Premier avatar de l'Odyssée : l'espace maritime méditérrannéen — au delà, sans doute — et la longue durée de l'errance se réduisent à l'étroite géographie urbaine de Dublin et à la seule journée d'une déambulation citadine.
Les quatre cents pages d'un Folio homérique s'épaississent en mille cent trente cinq pages d'un autre Folio, joycien celui-là. Et voilà le lecteur confronté à l'application de l'adage appliqué par Roland Barthes à Proust : « Bonheur de lire (Joyce) on ne saute jamais les mêmes passages ! »

Humble aveu : de ce gros bouquin, je n'ai lu intégralement que les vingt premières et les soixante dix-huit dernières pages— celles-ci pour la seule raison qu'elles ne sont que l'unique phrase non ponctuée d'un long monologue paragraphé de Marion Bloom, dite Molly, la Pénélope dévergondée, sublime et ravageuse de l'Odyssée irlandaise.
Pour le reste, trois ou quatre ou cinq pages, de ci, de là, au hasard des heures et des saisons. Donc, je n'ai pas encore tout lu. À fortiori, quand je pratique fréquemment la relecture des pages mentionnées. C'est ainsi que je n'ai pas encore rencontré Bella Cohen qui serait la patronne d'une maison de passe, avatar gaélique de la grotte de Circé.

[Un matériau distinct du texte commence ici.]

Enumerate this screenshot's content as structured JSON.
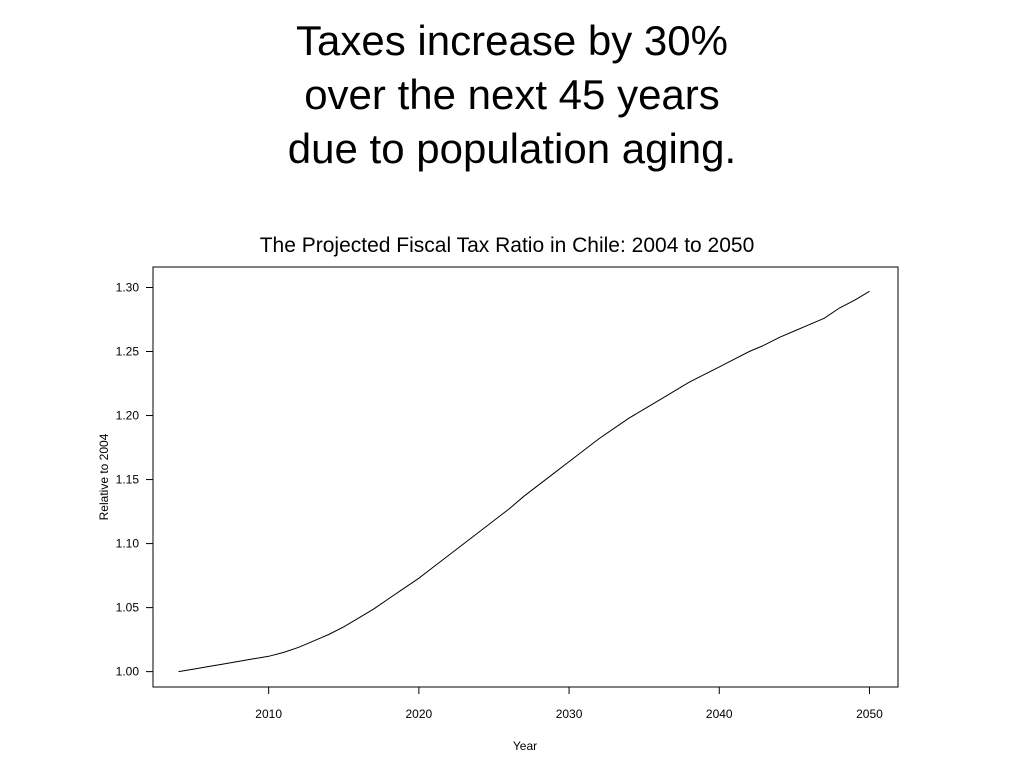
{
  "slide": {
    "headline_lines": [
      "Taxes increase by 30%",
      "over the next 45 years",
      "due to population aging."
    ]
  },
  "chart_data": {
    "type": "line",
    "title": "The Projected Fiscal Tax Ratio in Chile: 2004 to 2050",
    "xlabel": "Year",
    "ylabel": "Relative to 2004",
    "xlim": [
      2002.3,
      2051.9
    ],
    "ylim": [
      0.988,
      1.316
    ],
    "x_ticks": [
      2010,
      2020,
      2030,
      2040,
      2050
    ],
    "x_tick_labels": [
      "2010",
      "2020",
      "2030",
      "2040",
      "2050"
    ],
    "y_ticks": [
      1.0,
      1.05,
      1.1,
      1.15,
      1.2,
      1.25,
      1.3
    ],
    "y_tick_labels": [
      "1.00",
      "1.05",
      "1.10",
      "1.15",
      "1.20",
      "1.25",
      "1.30"
    ],
    "grid": false,
    "line_color": "#000000",
    "series": [
      {
        "x": [
          2004,
          2005,
          2006,
          2007,
          2008,
          2009,
          2010,
          2011,
          2012,
          2013,
          2014,
          2015,
          2016,
          2017,
          2018,
          2019,
          2020,
          2021,
          2022,
          2023,
          2024,
          2025,
          2026,
          2027,
          2028,
          2029,
          2030,
          2031,
          2032,
          2033,
          2034,
          2035,
          2036,
          2037,
          2038,
          2039,
          2040,
          2041,
          2042,
          2043,
          2044,
          2045,
          2046,
          2047,
          2048,
          2049,
          2050
        ],
        "y": [
          1.0,
          1.002,
          1.004,
          1.006,
          1.008,
          1.01,
          1.012,
          1.015,
          1.019,
          1.024,
          1.029,
          1.035,
          1.042,
          1.049,
          1.057,
          1.065,
          1.073,
          1.082,
          1.091,
          1.1,
          1.109,
          1.118,
          1.127,
          1.137,
          1.146,
          1.155,
          1.164,
          1.173,
          1.182,
          1.19,
          1.198,
          1.205,
          1.212,
          1.219,
          1.226,
          1.232,
          1.238,
          1.244,
          1.25,
          1.255,
          1.261,
          1.266,
          1.271,
          1.276,
          1.284,
          1.29,
          1.297
        ]
      }
    ]
  }
}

Ne voici que les cinq premières et dix dernières lignes de ce monstrueux, délirant, inépuisable feuilletage où, à l'adresse à la Muse, se substitue le parodique "introïbo" d'un Buck Mulligan, version irlandaise d'un Hermès bouffi, avant que n'entrent, entre autres, en scène, Stephen Dédalus, moderne Télémaque et au chapitre II, son père, Léopold Bloom, époux cocu de la dévergondée Molly, le héros qui, plus tard à la page 741 désirera être mère et dont le nonce du pape, en uniforme de zouave pontifical énoncera la généalogie à la page suivante : Leolpodi autem generatio...

Majestueux et dodu, Buck Mulligan parut en haut des marches, porteur d'un bol mousseux sur lequel reposaient en croix rasoir et glace à main. L'air suave du matin gonflait doucement derrière lui sa robe de chambre jaune, sans ceinture. Il éleva le bol et psalmodia :
— Introïbo ad altare Dei.
................................................................................................................
................................................................................................................
.... O et la mer la mer écarlate quelquefois comme du feu et les glorieux couchers de soleil et les figuiers dans les jardins de l'Alameda et toutes les ruelles bizarres et les maisons rosés et bleues et jaunes et les roseraies et les jasmins et les géraniums et les cactus de Gibraltar quand j'étais jeune fille et une Fleur de la montagne oui quand j'ai mis la rose dans mes cheveux comme les filles Andalouses ou en mettrai-je une rouge oui et comme il m'a embrassée sous le mur mauresque je me suis dit après tout aussi bien lui qu'un autre et alors je lui ai demandé avec les yeux de demander encore oui et alors il m'a demandé si je voulais oui dire oui ma fleur de la montagne et d'abord je lui ai mis mes bras autour de lui oui et je l'ai attiré sur moi pour qu'il sente mes seins tout parfumés oui et son cœur battait comme fou et oui j'ai dit oui je veux bien Oui.

James Joyce
Ulysse, (titre original : Ulysses)
Folio/Gallimard


Voilà le premier avatar, véritable tohu bohu langagier..
Qui se clôt sur une interrogation : certaines méchantes langues suspectant l'acquiescement final de Molly Bloom de ne pas être à l'adresse de Léopold ?
Mais qui est sûr de la fidélité de Pénélope, la fileuse d'Ithaque : certaines autres — les mêmes ? — laissent entendre qu'elle n'aurait point été insensible au "lumineux" Amphinomos.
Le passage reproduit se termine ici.